C4 or C5 is a female. If C4, then it would already be adjacent to three other females, meaning everything else adjacent to it would be male. If C5 is female, it would still need to be adjacent to one more female.Obviously it couldn’t be C4 or several females would be adjacent to four females. It couldn’t be D5 either, because D5 itself couldn’t be adjacent to three other females without making C5 adjacent to a fourth female. So whether C4 or C5 is the third female adjacent to the two females in the second column, either way D5 is male.
If E4 is female, then you’d have a 2×2 square of females. But the one at D4 would be adjacent to the other three in the square and either C4 or C5. So E4 cannot be female; it is male.
You still don’t know whether C4 or C5 is the third female adjacent to B4 and B5. If C4 is female, it is already adjacent to three females, making C5 and D4 male. D3 would still need two more female adjacents. E3 would not work because that would force a 2×2 female box, meaning D3 would be adjacent to more than three females. So E3 would be male. E2 couldn’t be female either because it would force D1 and D2 to be female. D2 would be adjacent to three females already, but D1 would not, and couldn’t without forcing D2 to be adjacent to a fourth. So if neither E2 nor E3 would work as females, both C2 and D2 would have to be females in order for C3 to be adjacent to three. Then C2 and D2 would be adjacent to two females each, and they’d clearly have to share the third one: either C1 or D1. But neither C1 nor D1 could be adjacent to three females without making C2 or D2 adjacent to more than three.
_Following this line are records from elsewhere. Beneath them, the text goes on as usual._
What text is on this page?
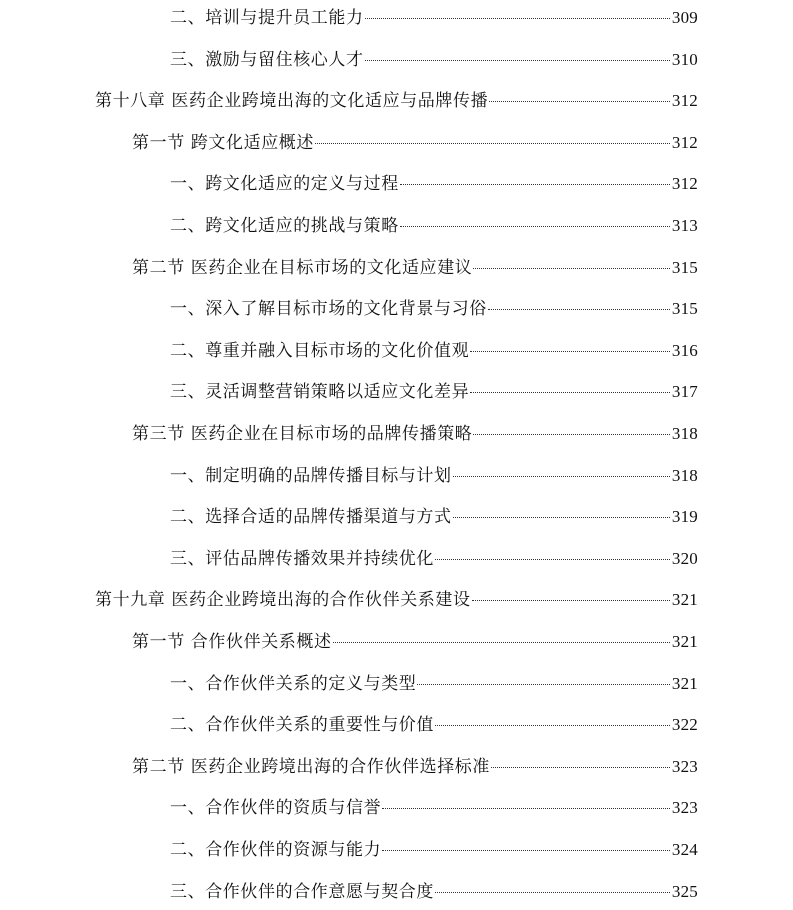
二、培训与提升员工能力	309
三、激励与留住核心人才	310
第十八章 医药企业跨境出海的文化适应与品牌传播	312
第一节 跨文化适应概述	312
一、跨文化适应的定义与过程	312
二、跨文化适应的挑战与策略	313
第二节 医药企业在目标市场的文化适应建议	315
一、深入了解目标市场的文化背景与习俗	315
二、尊重并融入目标市场的文化价值观	316
三、灵活调整营销策略以适应文化差异	317
第三节 医药企业在目标市场的品牌传播策略	318
一、制定明确的品牌传播目标与计划	318
二、选择合适的品牌传播渠道与方式	319
三、评估品牌传播效果并持续优化	320
第十九章 医药企业跨境出海的合作伙伴关系建设	321
第一节 合作伙伴关系概述	321
一、合作伙伴关系的定义与类型	321
二、合作伙伴关系的重要性与价值	322
第二节 医药企业跨境出海的合作伙伴选择标准	323
一、合作伙伴的资质与信誉	323
二、合作伙伴的资源与能力	324
三、合作伙伴的合作意愿与契合度	325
So this entire scenario, which started with C4 as female, does not work. See below:
So C4 is not female, which means C5 is.
B4 and B5 are now adjacent to three females, so C4 is male.
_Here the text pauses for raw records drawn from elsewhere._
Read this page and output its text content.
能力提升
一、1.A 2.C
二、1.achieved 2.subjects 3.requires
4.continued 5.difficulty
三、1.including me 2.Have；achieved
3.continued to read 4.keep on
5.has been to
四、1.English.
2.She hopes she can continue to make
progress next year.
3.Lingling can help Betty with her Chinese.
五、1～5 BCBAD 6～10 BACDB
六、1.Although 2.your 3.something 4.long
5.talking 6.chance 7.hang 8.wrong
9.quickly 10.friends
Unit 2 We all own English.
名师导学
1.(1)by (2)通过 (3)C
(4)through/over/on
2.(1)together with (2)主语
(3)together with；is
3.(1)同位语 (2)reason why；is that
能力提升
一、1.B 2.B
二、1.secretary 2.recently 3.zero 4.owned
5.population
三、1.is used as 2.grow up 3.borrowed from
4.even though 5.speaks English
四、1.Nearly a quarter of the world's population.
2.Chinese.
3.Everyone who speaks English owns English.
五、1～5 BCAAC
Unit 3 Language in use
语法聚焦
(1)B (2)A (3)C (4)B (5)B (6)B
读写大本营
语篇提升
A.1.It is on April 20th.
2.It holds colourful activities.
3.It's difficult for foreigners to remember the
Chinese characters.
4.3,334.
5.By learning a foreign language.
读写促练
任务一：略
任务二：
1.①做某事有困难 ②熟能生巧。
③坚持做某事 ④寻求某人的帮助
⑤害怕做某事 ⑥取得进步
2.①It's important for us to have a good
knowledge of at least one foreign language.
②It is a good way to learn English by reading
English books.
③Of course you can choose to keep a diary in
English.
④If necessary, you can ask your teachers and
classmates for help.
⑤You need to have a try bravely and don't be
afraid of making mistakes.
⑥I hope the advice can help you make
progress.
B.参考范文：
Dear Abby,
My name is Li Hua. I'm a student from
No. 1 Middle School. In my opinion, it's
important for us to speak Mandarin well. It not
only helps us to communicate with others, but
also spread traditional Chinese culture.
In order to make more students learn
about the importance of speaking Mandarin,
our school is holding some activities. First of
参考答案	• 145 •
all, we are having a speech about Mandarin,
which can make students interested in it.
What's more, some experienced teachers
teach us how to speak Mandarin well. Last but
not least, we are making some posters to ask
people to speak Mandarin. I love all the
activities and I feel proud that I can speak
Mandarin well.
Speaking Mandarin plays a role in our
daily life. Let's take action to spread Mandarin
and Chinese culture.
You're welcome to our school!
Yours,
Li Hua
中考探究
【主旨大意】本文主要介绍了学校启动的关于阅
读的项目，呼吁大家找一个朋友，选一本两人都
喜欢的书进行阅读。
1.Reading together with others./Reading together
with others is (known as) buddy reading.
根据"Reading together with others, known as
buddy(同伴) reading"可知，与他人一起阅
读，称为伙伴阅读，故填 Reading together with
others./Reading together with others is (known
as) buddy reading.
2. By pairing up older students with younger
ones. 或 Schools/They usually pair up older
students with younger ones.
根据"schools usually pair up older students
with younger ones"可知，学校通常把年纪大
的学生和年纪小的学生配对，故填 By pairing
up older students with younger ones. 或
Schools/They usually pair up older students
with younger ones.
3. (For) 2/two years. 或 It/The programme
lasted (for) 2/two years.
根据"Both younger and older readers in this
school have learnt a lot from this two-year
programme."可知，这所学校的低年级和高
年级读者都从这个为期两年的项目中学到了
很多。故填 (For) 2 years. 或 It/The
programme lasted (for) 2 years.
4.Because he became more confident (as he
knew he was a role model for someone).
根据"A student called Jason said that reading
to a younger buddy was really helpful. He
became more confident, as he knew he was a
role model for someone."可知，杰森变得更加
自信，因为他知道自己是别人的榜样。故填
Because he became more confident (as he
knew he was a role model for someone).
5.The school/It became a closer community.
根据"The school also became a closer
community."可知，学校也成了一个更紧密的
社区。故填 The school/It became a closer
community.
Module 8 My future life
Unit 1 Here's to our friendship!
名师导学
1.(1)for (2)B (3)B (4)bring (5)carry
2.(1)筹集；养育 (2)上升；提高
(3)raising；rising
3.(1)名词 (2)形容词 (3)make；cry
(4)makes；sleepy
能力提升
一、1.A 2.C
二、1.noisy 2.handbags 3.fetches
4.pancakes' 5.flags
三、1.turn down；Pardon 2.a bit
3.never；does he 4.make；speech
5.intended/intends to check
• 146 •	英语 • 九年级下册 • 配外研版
C5 needs a third female adjacent, so D4 is female.
D4 needs a third female adjacent, so E3 is female.
E4 needs a third female adjacent: either D2 or E2. Both of those are also adjacent to D3, which also needs a third female adjacent. This means C2 cannot be female; it’s male.
If E2 is female, it would need one more female adjacent. That would have to be D1 since D2 being female would make D3 and D4 adjacent to four females. But if D1 were female, it could not be adjacent to three females without making D3 and D4 adjacent to four females either. So the third female adjacent to E4 is not E2; E2 is male. The third female adjacent to E4 must be D2.
D2 needs a third female adjacent: either C1 or D1. D1 cannot even be adjacent to three females, so it is male and C1 is female.
C1 needs two more female adjacents and is only adjacent to two unknown cells, so B1 and B2 are both female.
B1 and B2 are both already adjacent to three females, so A2, being adjacent to both of them, must certainly be male.